15
votes

I am trying to calculate scale, rotation and translation between two consecutive frames of a video. So basically I matched keypoints and then used opencv function findHomography() to calculate the homography matrix.
homography = findHomography(feature1 , feature2 , CV_RANSAC); //feature1 and feature2 are matched keypoints

My question is: How can I use this matrix to calculate scale, rotation and translation?.
Can anyone provide me the code or explanation as to how to do it?

6
the keyword is "homography decomposition". Afair you can extract the rotation with a QR decomposition, but you should better google that...Micka
maybe this one (or its links) will help: stackoverflow.com/questions/15420693/…Micka
This is a complex problem, but this answer explains it well: stackoverflow.com/questions/7388893/… You should try to get a deeper understanding of how the Homography matrix works. By doing so you'll also learn the pros and cons. You should also look into other kinds of transforms as affine transform and rigid transform. If they can solve your problem, they are easier to use.Øystein W.

6 Answers

2
votes

The right answer is to use homography as it is defined dst = H ⋅ src and explore what it does to small segments around a particular point.

Translation

Given a single point, for translation do

T = dst - (H ⋅ src)

Rotation

Given two points p1 and p2

p1 = H ⋅ p1

p2 = H ⋅ p2

Now just calculate the angle between vectors p1 p2 and p1' p2'.

Scale

You can use the same trick but now just compare the lengths: |p1 p2| and |p1' p2'|.

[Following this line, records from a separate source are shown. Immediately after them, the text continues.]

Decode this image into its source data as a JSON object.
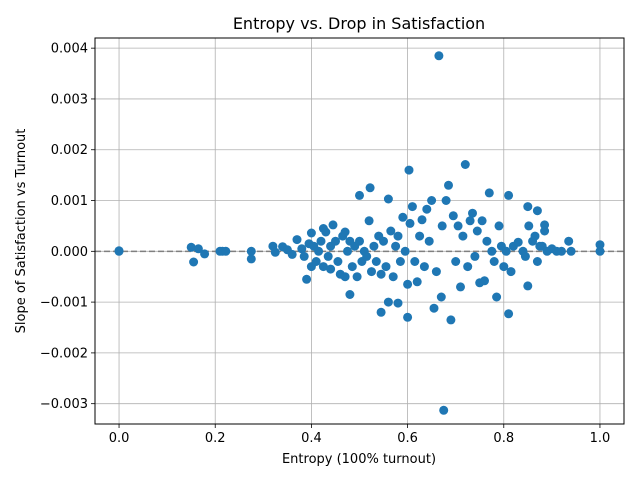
{
  "chart_data": {
    "type": "scatter",
    "title": "Entropy vs. Drop in Satisfaction",
    "xlabel": "Entropy (100% turnout)",
    "ylabel": "Slope of Satisfaction vs Turnout",
    "xlim": [
      -0.05,
      1.05
    ],
    "ylim": [
      -0.0034,
      0.0042
    ],
    "xticks": [
      0.0,
      0.2,
      0.4,
      0.6,
      0.8,
      1.0
    ],
    "xtick_labels": [
      "0.0",
      "0.2",
      "0.4",
      "0.6",
      "0.8",
      "1.0"
    ],
    "yticks": [
      -0.003,
      -0.002,
      -0.001,
      0.0,
      0.001,
      0.002,
      0.003,
      0.004
    ],
    "ytick_labels": [
      "−0.003",
      "−0.002",
      "−0.001",
      "0.000",
      "0.001",
      "0.002",
      "0.003",
      "0.004"
    ],
    "grid": true,
    "reference_line": {
      "y": 0.0,
      "style": "dashed",
      "color": "#808080"
    },
    "marker_color": "#1f77b4",
    "points": [
      [
        0.0,
        0.0
      ],
      [
        0.0,
        1e-05
      ],
      [
        0.15,
        8e-05
      ],
      [
        0.155,
        -0.00021
      ],
      [
        0.165,
        5e-05
      ],
      [
        0.178,
        -5e-05
      ],
      [
        0.21,
        0.0
      ],
      [
        0.215,
        0.0
      ],
      [
        0.222,
        0.0
      ],
      [
        0.275,
        -0.00015
      ],
      [
        0.275,
        0.0
      ],
      [
        0.32,
        0.0001
      ],
      [
        0.325,
        -2e-05
      ],
      [
        0.34,
        9e-05
      ],
      [
        0.35,
        3e-05
      ],
      [
        0.36,
        -6e-05
      ],
      [
        0.37,
        0.00023
      ],
      [
        0.38,
        5e-05
      ],
      [
        0.385,
        -0.0001
      ],
      [
        0.39,
        -0.00055
      ],
      [
        0.395,
        0.00015
      ],
      [
        0.4,
        -0.0003
      ],
      [
        0.4,
        0.00036
      ],
      [
        0.405,
        0.0001
      ],
      [
        0.41,
        -0.0002
      ],
      [
        0.415,
        0.0
      ],
      [
        0.42,
        0.0002
      ],
      [
        0.425,
        -0.0003
      ],
      [
        0.425,
        0.00045
      ],
      [
        0.43,
        0.00038
      ],
      [
        0.435,
        -0.0001
      ],
      [
        0.44,
        0.0001
      ],
      [
        0.44,
        -0.00035
      ],
      [
        0.445,
        0.00052
      ],
      [
        0.45,
        0.0002
      ],
      [
        0.455,
        -0.0002
      ],
      [
        0.46,
        -0.00045
      ],
      [
        0.465,
        0.0003
      ],
      [
        0.47,
        0.00038
      ],
      [
        0.47,
        -0.0005
      ],
      [
        0.475,
        0.0
      ],
      [
        0.48,
        -0.00085
      ],
      [
        0.48,
        0.0002
      ],
      [
        0.485,
        -0.0003
      ],
      [
        0.49,
        0.0001
      ],
      [
        0.495,
        -0.0005
      ],
      [
        0.5,
        0.0011
      ],
      [
        0.5,
        0.0002
      ],
      [
        0.505,
        -0.0002
      ],
      [
        0.51,
        0.0
      ],
      [
        0.515,
        -0.0001
      ],
      [
        0.52,
        0.0006
      ],
      [
        0.522,
        0.00125
      ],
      [
        0.525,
        -0.0004
      ],
      [
        0.53,
        0.0001
      ],
      [
        0.535,
        -0.0002
      ],
      [
        0.54,
        0.0003
      ],
      [
        0.545,
        -0.00045
      ],
      [
        0.545,
        -0.0012
      ],
      [
        0.55,
        0.0002
      ],
      [
        0.555,
        -0.0003
      ],
      [
        0.56,
        0.00103
      ],
      [
        0.56,
        -0.001
      ],
      [
        0.565,
        0.0004
      ],
      [
        0.57,
        -0.0005
      ],
      [
        0.575,
        0.0001
      ],
      [
        0.58,
        -0.00102
      ],
      [
        0.58,
        0.0003
      ],
      [
        0.585,
        -0.0002
      ],
      [
        0.59,
        0.00067
      ],
      [
        0.595,
        0.0
      ],
      [
        0.6,
        -0.00065
      ],
      [
        0.6,
        -0.0013
      ],
      [
        0.603,
        0.0016
      ],
      [
        0.605,
        0.00055
      ],
      [
        0.61,
        0.00088
      ],
      [
        0.615,
        -0.0002
      ],
      [
        0.62,
        -0.0006
      ],
      [
        0.625,
        0.0003
      ],
      [
        0.63,
        0.00062
      ],
      [
        0.635,
        -0.0003
      ],
      [
        0.64,
        0.00083
      ],
      [
        0.645,
        0.0002
      ],
      [
        0.65,
        0.001
      ],
      [
        0.655,
        -0.00112
      ],
      [
        0.66,
        -0.0004
      ],
      [
        0.665,
        0.00385
      ],
      [
        0.67,
        -0.0009
      ],
      [
        0.672,
        0.0005
      ],
      [
        0.675,
        -0.00313
      ],
      [
        0.68,
        0.001
      ],
      [
        0.685,
        0.0013
      ],
      [
        0.69,
        -0.00135
      ],
      [
        0.695,
        0.0007
      ],
      [
        0.7,
        -0.0002
      ],
      [
        0.705,
        0.0005
      ],
      [
        0.71,
        -0.0007
      ],
      [
        0.715,
        0.0003
      ],
      [
        0.72,
        0.00171
      ],
      [
        0.725,
        -0.0003
      ],
      [
        0.73,
        0.0006
      ],
      [
        0.735,
        0.00075
      ],
      [
        0.74,
        -0.0001
      ],
      [
        0.745,
        0.0004
      ],
      [
        0.75,
        -0.00062
      ],
      [
        0.755,
        0.0006
      ],
      [
        0.76,
        -0.00058
      ],
      [
        0.765,
        0.0002
      ],
      [
        0.77,
        0.00115
      ],
      [
        0.775,
        0.0
      ],
      [
        0.78,
        -0.0002
      ],
      [
        0.785,
        -0.0009
      ],
      [
        0.79,
        0.0005
      ],
      [
        0.795,
        0.0001
      ],
      [
        0.8,
        -0.0003
      ],
      [
        0.805,
        0.0
      ],
      [
        0.81,
        0.0011
      ],
      [
        0.81,
        -0.00123
      ],
      [
        0.815,
        -0.0004
      ],
      [
        0.82,
        0.0001
      ],
      [
        0.83,
        0.00018
      ],
      [
        0.84,
        0.0
      ],
      [
        0.845,
        -0.0001
      ],
      [
        0.85,
        0.00088
      ],
      [
        0.85,
        -0.00068
      ],
      [
        0.852,
        0.0005
      ],
      [
        0.86,
        0.0002
      ],
      [
        0.865,
        0.0003
      ],
      [
        0.87,
        0.0008
      ],
      [
        0.87,
        -0.0002
      ],
      [
        0.875,
        0.0001
      ],
      [
        0.88,
        0.0001
      ],
      [
        0.885,
        0.00052
      ],
      [
        0.885,
        0.0004
      ],
      [
        0.89,
        0.0
      ],
      [
        0.9,
        5e-05
      ],
      [
        0.91,
        0.0
      ],
      [
        0.92,
        0.0
      ],
      [
        0.935,
        0.0002
      ],
      [
        0.94,
        0.0
      ],
      [
        1.0,
        0.00013
      ],
      [
        1.0,
        0.0
      ]
    ]
  }
}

To be fair, use another segment orthogonal to the first and average the result. You will see that there is no constant scale factor or translation one. They will depend on the src location.

1
votes

Given Homography matrix H:

    |H_00, H_01, H_02|
H = |H_10, H_11, H_12|
    |H_20, H_21, H_22|

Assumptions:

H_20 = H_21 = 0 and normalized to H_22 = 1 to obtain 8 DOF.

The translation along x and y axes are directly calculated from H:

tx = H_02
ty = H_12

The 2x2 sub matrix on the top left corner is decomposed to calculate shear, scaling and rotation. An easy and quick decomposition method is explained here.

Note: this method assumes invertible matrix.

0
votes

For estimating a tree-dimensional transform and rotation induced by a homography, there exist multiple approaches. One of them provides closed formulas for decomposing the homography, but they are very complex. Also, the solutions are never unique.

Luckily, OpenCV 3 already implements this decomposition (decomposeHomographyMat). Given an homography and a correctly scaled intrinsics matrix, the function provides a set of four possible rotations and translations.

0
votes

The question seems to be about 2D parameters. Homography matrix captures perspective distortion. If the application does not create much perspective distortion, one can approximate a real world transformation using affine transformation matrix (that uses only scale, rotation, translation and no shearing/flipping). The following link will give an idea about decomposing an affine transformation into different parameters.

https://math.stackexchange.com/questions/612006/decomposing-an-affine-transformation

0
votes

Since i had to struggle for a couple of days to create my homography transformation function I'm going to put it here for the benefit of everyone.

Here you can see the main loop where every input position is multiplied by the homography matrix h. Then the result is used to copy the pixel from the original position to the destination position.

    for (tempIn[0] = 0; tempIn[0] < stride; tempIn[0]++)
    {
        for (tempIn[1] = 0; tempIn[1] < rows; tempIn[1]++)
        {
            double w = h[6] * tempIn[0] + h[7] * tempIn[1] + 1; // very important!
            //H_20 = H_21 = 0 and normalized to H_22 = 1 to obtain 8 DOF. <-- this is wrong

            tempOut[0] = ((h[0] * tempIn[0]) + (h[1] * tempIn[1]) + h[2])/w;
            tempOut[1] =(( h[3] * tempIn[0]) +(h[4] * tempIn[1]) + h[5])/w;


            if (tempOut[1] < destSize && tempOut[0] < destSize && tempOut[0] >= 0 && tempOut[1] >= 0)
                dest_[destStride * tempOut[1] + tempOut[0]] = src_[stride * tempIn[1] + tempIn[0]];
        }
    }

After such process an image with some kind of grid will be produced. Some kind of filter is needed to remove the grid. In my code i have used a simple linear filter.

Note: Only the central part of the original image is really required for producing a correct image. Some rows and columns can be safely discarded.